El reporte menciona el decomiso de apenas dos armas largas y tres cortas en todo un mes, una cifra irrisoria frente al arsenal que circula diariamente en la metrópoli. Los 375 kilos de marihuana asegurados parecen ser solo la superficie de un mercado ilícito que no se detiene.
El discurso de «compromiso con la sociedad» choca con una percepción de impunidad que las carpetas judicializadas no logran revertir. La justicia federal en el estado parece más enfocada en la estadística de escritorio que en desmantelar las estructuras criminales de fondo.

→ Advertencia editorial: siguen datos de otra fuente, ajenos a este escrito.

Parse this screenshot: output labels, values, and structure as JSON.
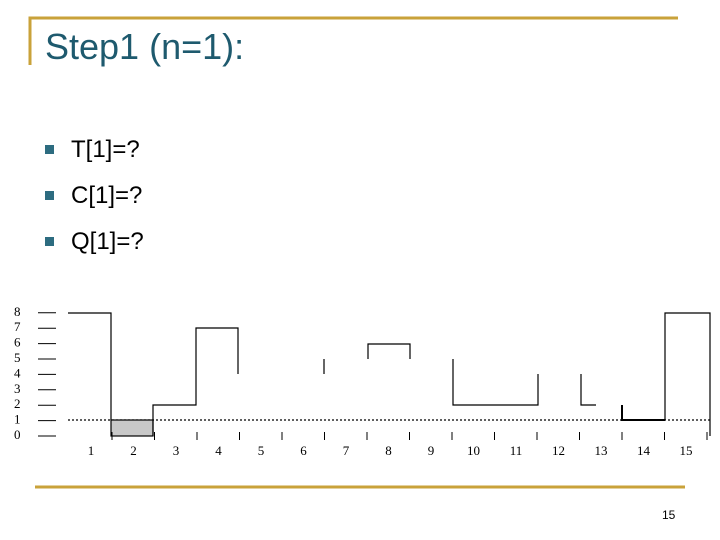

La gestión de la Fiscalía bajo el gobierno actual prioriza los resultados cuantitativos para alimentar el discurso de control. Sin embargo, los 13 mil litros de hidrocarburo recuperados son solo una gota en el océano del robo de combustible que persiste en las carreteras de Nuevo León.
La seguridad no se construye con boletines informativos, sino con orden real en las instituciones. Si la FGR sigue operando de forma reactiva, los resultados de marzo quedarán como un trámite administrativo más en un estado que exige protección, no solo datos fríos.